There are many skillful touches to the film, such as juxtapositions of images of the Eisch children, looking at photos of their father overseas, with a shepherd child in Afghanistan staring at a Blackhawk helicopter spinning its rotors in the dust. One recurring device is to use the characters’ own statements as foreshadowing for what will happen. Isaac Eisch, an emotionally precocious teen, worries, when Brian leaves for Afghanistan, that his father’s ebullient personality will change—which it does, of course, once he has returned home. Brian’s wounds are so severe that he eventually opts for elective amputation of a leg below the knee, in hopes of relieving the pain. He has to give up his army career and says he no longer knows who he is. At home, Brian slips into depression and/or PTSD; his live-in girlfriend complains that he spends ninety percent of his time playing combat video games and not engaging with her and their children.

But Brian eventually heals enough to get the prosthetic that will give him mobility again, even to be able to run. The family’s moods lighten. As Brian and his partner go for his first post-amputation jog on their country road, he tells his younger son to be careful where he rides his bike.

That son, Joseph, adores his father and intends to go in the army himself, possibly before graduating high school. It is startling to watch him sit in his dad’s wheelchair, playing combat video games, like his dad. “I want to run around, shootin’ guns, doing fun stuff,” he says. “Seeing all the cool stuff. Like I bet you we’ll be in a really cool war somewhere else.”

He is hit by a truck on that road where he was warned to be careful, and killed at the age of twelve. It is an unbearable loss. Brian, who identifies closely with Joseph, is crushed. Isaac, who had hopes to go to college and get a job close to family all his life (plans Brian did not support), decides to go in the army, to please his father and to fulfill his younger brother’s dream.

Early reviews of the film talk about its “sketchiness” and quiet objectivity, as if it is not delving in to the material or making its point sufficiently. But the documentary portrays an American tragedy that is as inevitable as a seed bearing its fruit, and it could not do so any more purposefully without being insensitive. The Eisches are a four-generation Army family, and Brian has not only made it his identity but also passed that expectation to his sons, who never do know what the war is about.

With Joseph gone, Brian and Isaac drift into separate lonely silences, wondering what service and Brian’s sacrifices were for. Yet they seemingly have nothing else to turn lives to. Worst of all, Brian cannot open himself to others for comfort—theirs or his. Brian hints coldly at suicide to his now-wife. “Sorry,” he says.

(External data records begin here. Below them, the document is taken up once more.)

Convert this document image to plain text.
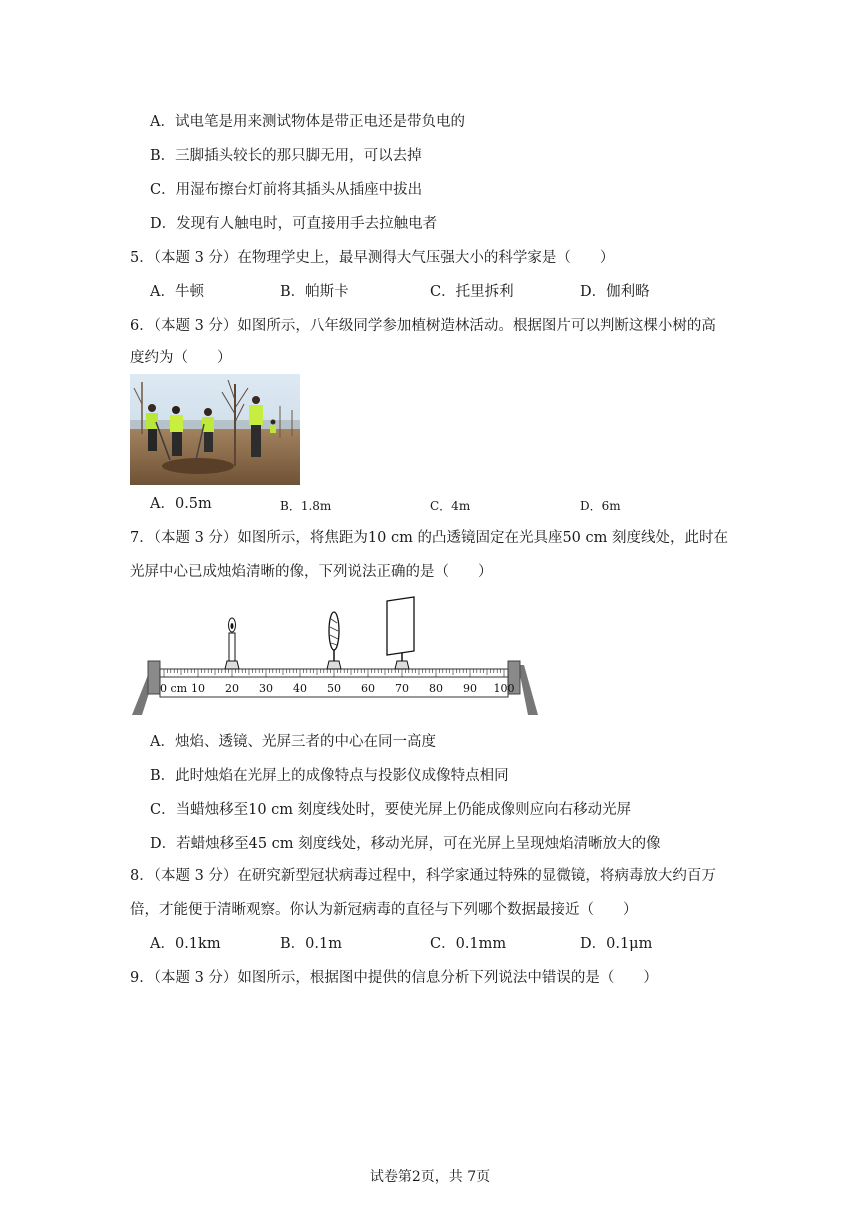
A．试电笔是用来测试物体是带正电还是带负电的
B．三脚插头较长的那只脚无用，可以去掉
C．用湿布擦台灯前将其插头从插座中拔出
D．发现有人触电时，可直接用手去拉触电者
5．（本题 3 分）在物理学史上，最早测得大气压强大小的科学家是（　　）
A．牛顿	B．帕斯卡	C．托里拆利	D．伽利略
6．（本题 3 分）如图所示，八年级同学参加植树造林活动。根据图片可以判断这棵小树的高
度约为（　　）
A．0.5m	B．1.8m	C．4m	D．6m
7．（本题 3 分）如图所示，将焦距为10 cm 的凸透镜固定在光具座50 cm 刻度线处，此时在
光屏中心已成烛焰清晰的像，下列说法正确的是（　　）
0 cm 10 20 30 40 50 60 70 80 90 100
A．烛焰、透镜、光屏三者的中心在同一高度
B．此时烛焰在光屏上的成像特点与投影仪成像特点相同
C．当蜡烛移至10 cm 刻度线处时，要使光屏上仍能成像则应向右移动光屏
D．若蜡烛移至45 cm 刻度线处，移动光屏，可在光屏上呈现烛焰清晰放大的像
8．（本题 3 分）在研究新型冠状病毒过程中，科学家通过特殊的显微镜，将病毒放大约百万
倍，才能便于清晰观察。你认为新冠病毒的直径与下列哪个数据最接近（　　）
A．0.1km	B．0.1m	C．0.1mm	D．0.1μm
9．（本题 3 分）如图所示，根据图中提供的信息分析下列说法中错误的是（　　）
试卷第2页，共 7页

They have an infant son, and things seem to be going better, but there are ups and downs. She says at one point, in near-despair, “He doesn’t feel manly. He doesn’t feel masculine enough.”

Brian obviously loves his new son. Driving with the little boy in his car seat, Brian says, “One of the hard things about being a boy is being tough enough. I want my little banner-banner(?) to be a tough little shit. And I do want him to serve.” The single-mindedness of it is inevitable and chilling.

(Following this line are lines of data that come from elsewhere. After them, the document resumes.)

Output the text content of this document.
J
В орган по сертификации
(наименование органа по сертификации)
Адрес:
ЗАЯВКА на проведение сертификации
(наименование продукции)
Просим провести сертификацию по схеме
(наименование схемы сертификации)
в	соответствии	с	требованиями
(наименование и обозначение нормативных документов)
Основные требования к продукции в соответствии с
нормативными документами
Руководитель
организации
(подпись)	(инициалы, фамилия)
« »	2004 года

Politics are never mentioned in the film, but well-meaning people who cannot understand why small-town and rural White men seem to be in despair about identity and tradition, and why they have such an investment in a certain kind of masculinity, would do well to watch.

John Griswold

John Griswold is a staff writer at The Common Reader. His most recent book is a collection of essays, The Age of Clear Profit: Essays on Home and the Narrow Road (UGA Press 2022). His previous collection was Pirates You Don’t Know, and Other Adventures in the Examined Life. He has also published a novel, A Democracy of Ghosts, and a narrative nonfiction book, Herrin: The Brief History of an Infamous American City. He was the founding Series Editor of Crux, a literary nonfiction book series at University of Georgia Press. His work has been included and listed as notable in Best American anthologies.